Consider the following problem:
You have a computing environment with a single gpu and a single cpu. On the gpu, you run a program that performs computations on an array of 1e6 floats. This computation step is repeated n times (process 1). After each computation step I transfer the array from device memory to host memory. Once the transfer is complete, the data is analyzed calling a serial algorithm on the CPU (process 2).
This program works serially. I would like to know how to parallelize processes 1 and 2, to reduce the overall program runtime. It is necessary that process 1 waits for process 2 to finish and vice versa.

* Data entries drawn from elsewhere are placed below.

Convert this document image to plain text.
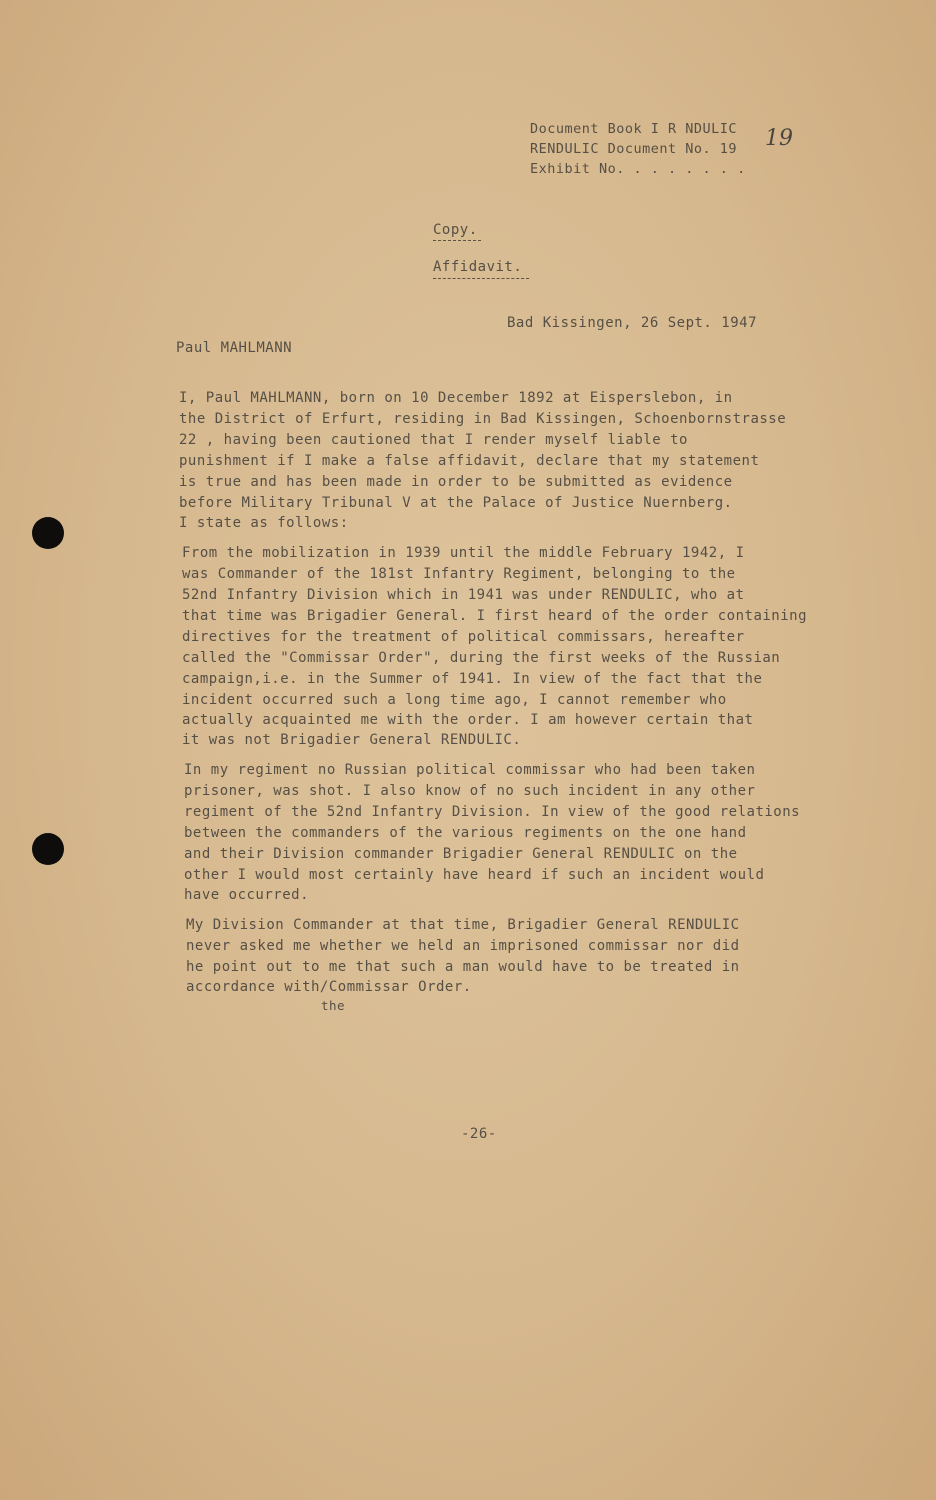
Document Book I R NDULIC
RENDULIC Document No. 19
Exhibit No. . . . . . . .
19
Copy.
Affidavit.
Bad Kissingen, 26 Sept. 1947
Paul MAHLMANN
I, Paul MAHLMANN, born on 10 December 1892 at Eisperslebon, in
the District of Erfurt, residing in Bad Kissingen, Schoenbornstrasse
22 , having been cautioned that I render myself liable to
punishment if I make a false affidavit, declare that my statement
is true and has been made in order to be submitted as evidence
before Military Tribunal V at the Palace of Justice Nuernberg.
I state as follows:
From the mobilization in 1939 until the middle February 1942, I
was Commander of the 181st Infantry Regiment, belonging to the
52nd Infantry Division which in 1941 was under RENDULIC, who at
that time was Brigadier General. I first heard of the order containing
directives for the treatment of political commissars, hereafter
called the "Commissar Order", during the first weeks of the Russian
campaign,i.e. in the Summer of 1941. In view of the fact that the
incident occurred such a long time ago, I cannot remember who
actually acquainted me with the order. I am however certain that
it was not Brigadier General RENDULIC.
In my regiment no Russian political commissar who had been taken
prisoner, was shot. I also know of no such incident in any other
regiment of the 52nd Infantry Division. In view of the good relations
between the commanders of the various regiments on the one hand
and their Division commander Brigadier General RENDULIC on the
other I would most certainly have heard if such an incident would
have occurred.
My Division Commander at that time, Brigadier General RENDULIC
never asked me whether we held an imprisoned commissar nor did
he point out to me that such a man would have to be treated in
accordance with/Commissar Order.
the
-26-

I know that CUDA kernels are called asynchronously and I know that there are async copy operations with pinned host memory. However, in this case I need to wait for the GPU to finish before the CPU can start working on that output. How can I pass this info along?

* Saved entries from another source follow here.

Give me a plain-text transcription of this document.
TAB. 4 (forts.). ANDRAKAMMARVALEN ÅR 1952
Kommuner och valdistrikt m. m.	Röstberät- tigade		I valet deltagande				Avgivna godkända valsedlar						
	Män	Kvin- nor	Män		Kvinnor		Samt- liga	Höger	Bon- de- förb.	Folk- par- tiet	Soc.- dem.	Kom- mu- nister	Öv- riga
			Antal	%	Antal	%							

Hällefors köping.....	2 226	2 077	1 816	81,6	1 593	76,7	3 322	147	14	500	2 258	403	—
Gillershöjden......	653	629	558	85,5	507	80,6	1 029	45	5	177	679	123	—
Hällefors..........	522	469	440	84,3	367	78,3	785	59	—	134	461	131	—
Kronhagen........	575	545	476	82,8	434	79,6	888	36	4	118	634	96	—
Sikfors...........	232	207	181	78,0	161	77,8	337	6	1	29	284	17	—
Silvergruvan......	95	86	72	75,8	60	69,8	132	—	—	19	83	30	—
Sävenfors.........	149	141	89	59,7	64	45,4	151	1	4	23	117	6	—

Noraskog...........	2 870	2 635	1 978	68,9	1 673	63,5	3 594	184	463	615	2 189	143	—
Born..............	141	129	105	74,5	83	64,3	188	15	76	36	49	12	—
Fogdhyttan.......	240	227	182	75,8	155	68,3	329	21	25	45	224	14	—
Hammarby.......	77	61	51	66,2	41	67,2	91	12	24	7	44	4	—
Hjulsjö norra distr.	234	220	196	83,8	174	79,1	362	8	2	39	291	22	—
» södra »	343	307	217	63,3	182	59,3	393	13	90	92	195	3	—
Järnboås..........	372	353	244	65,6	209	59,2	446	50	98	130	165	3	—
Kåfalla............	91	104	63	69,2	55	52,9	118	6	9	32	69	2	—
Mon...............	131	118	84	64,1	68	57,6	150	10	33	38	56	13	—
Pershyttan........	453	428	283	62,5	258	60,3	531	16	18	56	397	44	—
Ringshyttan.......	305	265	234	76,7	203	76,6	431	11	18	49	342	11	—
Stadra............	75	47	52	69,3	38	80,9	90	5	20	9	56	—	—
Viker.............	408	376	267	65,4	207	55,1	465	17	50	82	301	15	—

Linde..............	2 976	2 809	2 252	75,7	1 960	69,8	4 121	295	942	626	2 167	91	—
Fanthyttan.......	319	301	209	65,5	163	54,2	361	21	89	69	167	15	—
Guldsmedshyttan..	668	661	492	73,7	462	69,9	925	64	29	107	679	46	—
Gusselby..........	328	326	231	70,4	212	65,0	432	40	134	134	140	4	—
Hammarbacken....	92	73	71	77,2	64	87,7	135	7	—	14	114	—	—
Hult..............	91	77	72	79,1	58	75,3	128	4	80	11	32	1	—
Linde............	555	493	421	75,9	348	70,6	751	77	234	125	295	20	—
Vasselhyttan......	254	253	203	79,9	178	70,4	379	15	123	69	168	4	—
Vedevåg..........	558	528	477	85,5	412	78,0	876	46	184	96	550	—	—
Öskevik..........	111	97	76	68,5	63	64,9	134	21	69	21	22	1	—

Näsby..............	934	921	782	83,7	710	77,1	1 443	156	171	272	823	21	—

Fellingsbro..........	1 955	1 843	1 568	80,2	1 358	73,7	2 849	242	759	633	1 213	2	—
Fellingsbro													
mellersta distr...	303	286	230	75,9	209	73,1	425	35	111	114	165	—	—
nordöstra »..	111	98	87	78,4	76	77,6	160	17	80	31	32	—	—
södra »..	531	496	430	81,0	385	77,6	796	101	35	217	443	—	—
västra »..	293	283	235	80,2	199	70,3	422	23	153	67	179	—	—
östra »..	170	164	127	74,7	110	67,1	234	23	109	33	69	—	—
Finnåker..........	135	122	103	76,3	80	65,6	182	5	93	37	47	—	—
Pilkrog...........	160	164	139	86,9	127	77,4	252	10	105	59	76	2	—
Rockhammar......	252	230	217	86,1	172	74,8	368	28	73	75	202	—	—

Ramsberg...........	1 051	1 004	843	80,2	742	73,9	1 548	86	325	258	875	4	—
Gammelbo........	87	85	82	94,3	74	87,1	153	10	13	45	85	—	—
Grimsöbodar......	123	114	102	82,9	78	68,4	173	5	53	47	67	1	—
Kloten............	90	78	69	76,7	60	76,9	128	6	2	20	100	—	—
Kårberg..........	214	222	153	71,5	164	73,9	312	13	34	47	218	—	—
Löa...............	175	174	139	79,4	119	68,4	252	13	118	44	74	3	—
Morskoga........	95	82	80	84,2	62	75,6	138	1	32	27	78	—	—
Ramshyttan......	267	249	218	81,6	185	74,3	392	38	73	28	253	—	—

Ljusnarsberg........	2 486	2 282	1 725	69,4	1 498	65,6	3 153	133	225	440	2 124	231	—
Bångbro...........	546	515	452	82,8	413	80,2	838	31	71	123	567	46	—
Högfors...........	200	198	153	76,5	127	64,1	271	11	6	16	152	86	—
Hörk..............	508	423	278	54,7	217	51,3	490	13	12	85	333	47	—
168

I tried to modify multi-threaded cpu producer/consumer code, but it did not work. I ended up serializing two cpu threads that manage gpu and cpu workload. However, here my GPU waits on the CPU to finish before proceeding...
#include <mutex>
#include <condition_variable>
#include "ProducerConsumerBuffer.hpp"
ProducerConsumerBuffer::ProducerConsumerBuffer(int capacity_in, int n): capacity(capacity_in), count(0) {
c_bridge = new float[n];
c_CPU = new float[n];
}
ProducerConsumerBuffer::~ProducerConsumerBuffer(){
delete[] c_bridge;
delete[] c_CPU;
}
void ProducerConsumerBuffer::upload(device_pointers *d, params &p, streams *s){
std::unique_lock<std::mutex> l(lock);
not_full.wait(l, [this](){return count != 1; });
copy_GPU_to_CPU(d,c_bridge,p,s);
count++;
not_empty.notify_one();
}
void ProducerConsumerBuffer::fetch(){
std::unique_lock<std::mutex> l(lock);
not_empty.wait(l, [this](){return count != 0; });
std::swap(c_bridge,c_CPU);
count--;
not_full.notify_one();
}
I was hoping there would be a way to do that with cudastreams. But I think they only work for device function calls. Do I need to use MPI instead or is there another option to sync processes on a heterogeneous computing platform? I read about OpenCL supporting this operation since all computing devices are organized in one "context". Is it not possible to do the same with CUDA?
In case my serialized CPU operation runs 4 times longer than the GPU operation, I was planning to create 4 CPU consumers.
Any insight would be greatly appreciated!
EDIT: CPU function contains serial code, that is not parallelizable.